DUBAI/COPENHAGEN (Reuters) – Iraq condemned the burning of a copy of the Quran in front of its embassy in Denmark on Monday and said the Danish staff at the embassy in Baghdad left the country after protests there, while Copenhagen said it “did not withdraw from Iraq”.
Demonstrations erupted across Iran and Iraq after Denmark and Sweden allowed Quran burnings under rules protecting freedom of expression. Protesters in Iraq set fire to the Swedish embassy in Baghdad on Thursday.
Two anti-Islam protesters set fire to a copy of Islam’s holy book in front of the Iraqi embassy in the Danish capital on Monday.

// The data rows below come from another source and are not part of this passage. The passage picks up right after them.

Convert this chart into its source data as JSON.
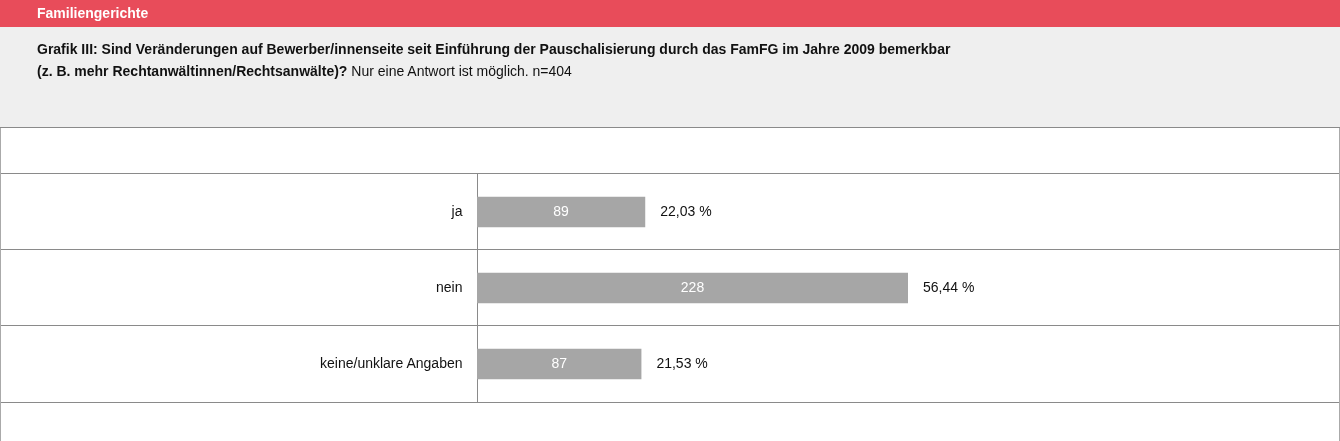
{
  "chart_data": {
    "type": "bar",
    "orientation": "horizontal",
    "title": "Familiengerichte",
    "subtitle": "Grafik III: Sind Veränderungen auf Bewerber/innenseite seit Einführung der Pauschalisierung durch das FamFG im Jahre 2009 bemerkbar (z. B. mehr Rechtanwältinnen/Rechtsanwälte)?",
    "annotations": [
      "Nur eine Antwort ist möglich. n=404",
      "89",
      "228",
      "87"
    ],
    "categories": [
      "ja",
      "nein",
      "keine/unklare Angaben"
    ],
    "values": [
      22.03,
      56.44,
      21.53
    ],
    "color": "#a6a6a6",
    "value_labels": [
      "22,03 %",
      "56,44 %",
      "21,53 %"
    ]
  }
}
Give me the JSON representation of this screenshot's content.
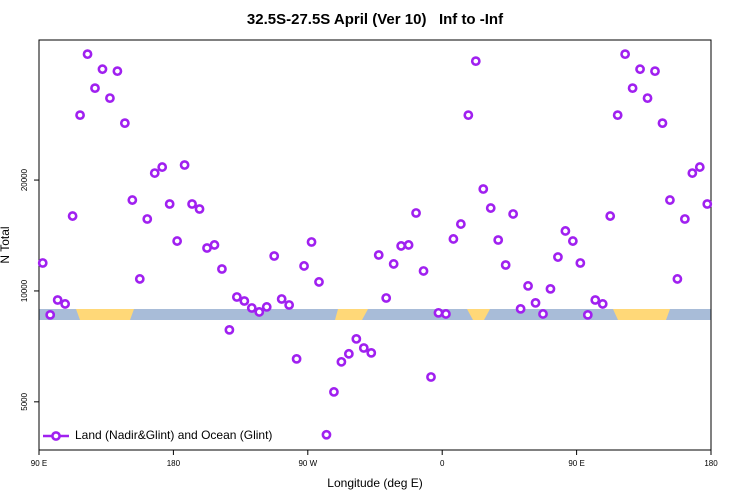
{
  "chart_data": {
    "type": "scatter",
    "title": "32.5S-27.5S April (Ver 10)   Inf to -Inf",
    "x_label": "Longitude (deg E)",
    "y_label": "N Total",
    "log_y": true,
    "legend": "bottom-left",
    "xlim": [
      90,
      540
    ],
    "ylim": [
      3700,
      48000
    ],
    "xticks": [
      {
        "value": 90,
        "label": "90 E"
      },
      {
        "value": 180,
        "label": "180"
      },
      {
        "value": 270,
        "label": "90 W"
      },
      {
        "value": 360,
        "label": "0"
      },
      {
        "value": 450,
        "label": "90 E"
      },
      {
        "value": 540,
        "label": "180"
      }
    ],
    "yticks": [
      5000,
      10000,
      20000
    ],
    "series": [
      {
        "name": "Land (Nadir&Glint) and Ocean (Glint)",
        "color": "#a020f0",
        "x": [
          92.5,
          97.5,
          102.5,
          107.5,
          112.5,
          117.5,
          122.5,
          127.5,
          132.5,
          137.5,
          142.5,
          147.5,
          152.5,
          157.5,
          162.5,
          167.5,
          172.5,
          177.5,
          182.5,
          187.5,
          192.5,
          197.5,
          202.5,
          207.5,
          212.5,
          217.5,
          222.5,
          227.5,
          232.5,
          237.5,
          242.5,
          247.5,
          252.5,
          257.5,
          262.5,
          267.5,
          272.5,
          277.5,
          282.5,
          287.5,
          292.5,
          297.5,
          302.5,
          307.5,
          312.5,
          317.5,
          322.5,
          327.5,
          332.5,
          337.5,
          342.5,
          347.5,
          352.5,
          357.5,
          362.5,
          367.5,
          372.5,
          377.5,
          382.5,
          387.5,
          392.5,
          397.5,
          402.5,
          407.5,
          412.5,
          417.5,
          422.5,
          427.5,
          432.5,
          437.5,
          442.5,
          447.5,
          452.5,
          457.5,
          462.5,
          467.5,
          472.5,
          477.5,
          482.5,
          487.5,
          492.5,
          497.5,
          502.5,
          507.5,
          512.5,
          517.5,
          522.5,
          527.5,
          532.5,
          537.5
        ],
        "values": [
          11910,
          8610,
          9450,
          9220,
          15970,
          30010,
          43940,
          35530,
          40000,
          33380,
          39510,
          28550,
          17650,
          10780,
          15680,
          20890,
          21690,
          17220,
          13660,
          21970,
          17220,
          16690,
          13080,
          13330,
          11470,
          7840,
          9630,
          9390,
          8990,
          8770,
          9050,
          12440,
          9510,
          9160,
          6540,
          11690,
          13580,
          10580,
          4070,
          5320,
          6420,
          6750,
          7410,
          7000,
          6790,
          12520,
          9570,
          11840,
          13250,
          13330,
          16280,
          11330,
          5840,
          8720,
          8660,
          13840,
          15190,
          30010,
          42060,
          18910,
          16790,
          13750,
          11760,
          16180,
          8940,
          10320,
          9280,
          8660,
          10130,
          12360,
          14550,
          13660,
          11910,
          8610,
          9450,
          9220,
          15970,
          30010,
          43940,
          35530,
          40000,
          33380,
          39510,
          28550,
          17650,
          10780,
          15680,
          20890,
          21690,
          17220
        ]
      }
    ]
  }
}
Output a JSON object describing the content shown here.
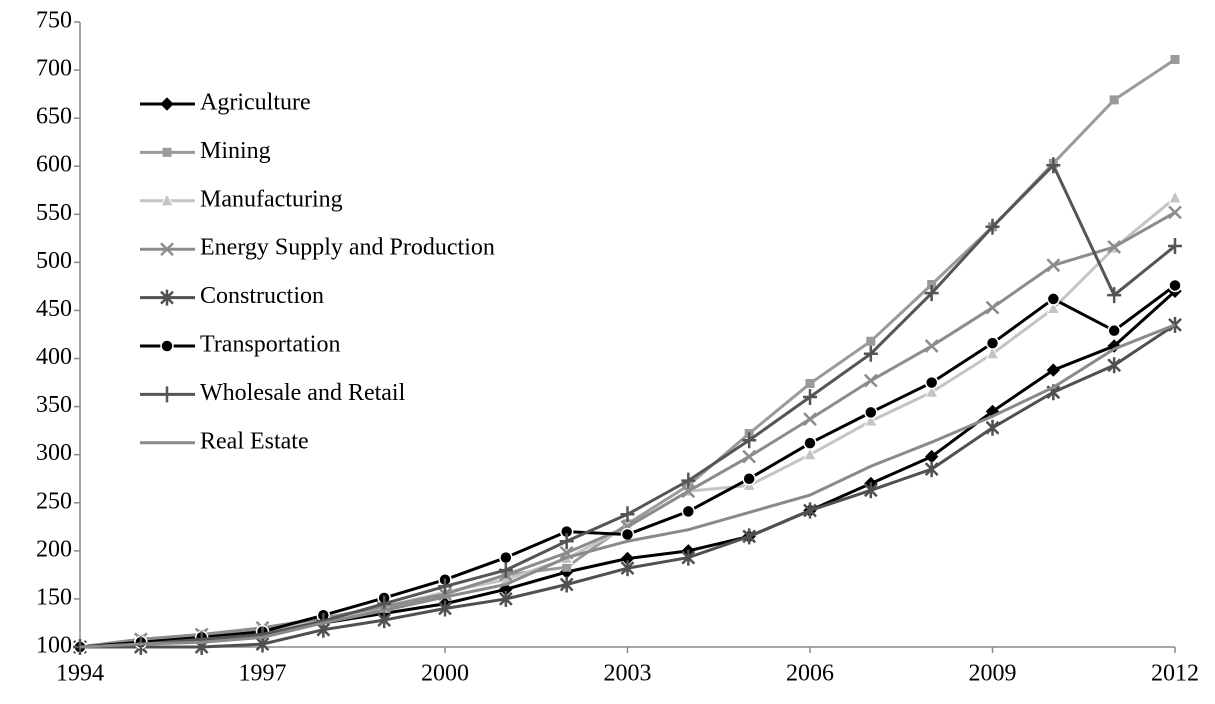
{
  "chart_data": {
    "type": "line",
    "x": [
      1994,
      1995,
      1996,
      1997,
      1998,
      1999,
      2000,
      2001,
      2002,
      2003,
      2004,
      2005,
      2006,
      2007,
      2008,
      2009,
      2010,
      2011,
      2012
    ],
    "xlim": [
      1994,
      2012
    ],
    "xticks": [
      1994,
      1997,
      2000,
      2003,
      2006,
      2009,
      2012
    ],
    "ylim": [
      100,
      750
    ],
    "yticks": [
      100,
      150,
      200,
      250,
      300,
      350,
      400,
      450,
      500,
      550,
      600,
      650,
      700,
      750
    ],
    "grid": false,
    "legend": "upper left",
    "series": [
      {
        "name": "Agriculture",
        "color": "#000000",
        "marker": "diamond",
        "values": [
          100,
          103,
          108,
          113,
          125,
          135,
          145,
          160,
          178,
          192,
          200,
          215,
          242,
          270,
          298,
          345,
          388,
          413,
          470
        ]
      },
      {
        "name": "Mining",
        "color": "#9a9a9a",
        "marker": "square",
        "values": [
          100,
          108,
          113,
          118,
          127,
          140,
          155,
          175,
          183,
          228,
          268,
          322,
          374,
          418,
          477,
          537,
          603,
          669,
          711
        ]
      },
      {
        "name": "Manufacturing",
        "color": "#c4c4c4",
        "marker": "triangle",
        "values": [
          100,
          105,
          110,
          116,
          128,
          142,
          157,
          170,
          192,
          225,
          262,
          268,
          300,
          335,
          365,
          405,
          452,
          515,
          567
        ]
      },
      {
        "name": "Energy Supply and Production",
        "color": "#8c8c8c",
        "marker": "x",
        "values": [
          100,
          108,
          113,
          120,
          130,
          142,
          155,
          175,
          198,
          225,
          262,
          298,
          337,
          377,
          413,
          453,
          497,
          516,
          552
        ]
      },
      {
        "name": "Construction",
        "color": "#505050",
        "marker": "asterisk",
        "values": [
          100,
          100,
          100,
          103,
          118,
          128,
          140,
          150,
          165,
          182,
          193,
          215,
          242,
          263,
          285,
          328,
          365,
          393,
          435
        ]
      },
      {
        "name": "Transportation",
        "color": "#000000",
        "marker": "circle",
        "values": [
          100,
          105,
          110,
          116,
          133,
          151,
          170,
          193,
          220,
          217,
          241,
          275,
          312,
          344,
          375,
          416,
          462,
          429,
          476
        ]
      },
      {
        "name": "Wholesale and Retail",
        "color": "#555555",
        "marker": "plus",
        "values": [
          100,
          103,
          108,
          113,
          127,
          145,
          163,
          180,
          210,
          238,
          273,
          315,
          360,
          405,
          468,
          537,
          601,
          466,
          517
        ]
      },
      {
        "name": "Real Estate",
        "color": "#8a8a8a",
        "marker": "none",
        "values": [
          100,
          103,
          105,
          110,
          125,
          138,
          152,
          165,
          193,
          210,
          222,
          240,
          258,
          288,
          313,
          340,
          370,
          410,
          435
        ]
      }
    ]
  }
}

The Iraqi Ministry of Foreign Affairs called on the authorities of the European Union to “quickly reconsider the so-called freedom of expression and the right to demonstrate.”
Protesters gathered in Baghdad on Saturday, amid tight security measures, and bridges leading to the Green Zone, which includes many foreign embassies, were closed after demonstrators tried to reach the Danish embassy.
A spokesman for the Iraqi Foreign Ministry said that the Danish staff at the embassy left Iraq two days ago.
He did not explain the reason or the exact time.
A spokesman for the Danish Foreign Ministry said the embassy in Baghdad had been closed for summer holidays since 22 July.
“We did not withdraw from Iraq,” she said.
The spokesperson declined to comment on whether or not the staff had left the country for the duration of the lockdown.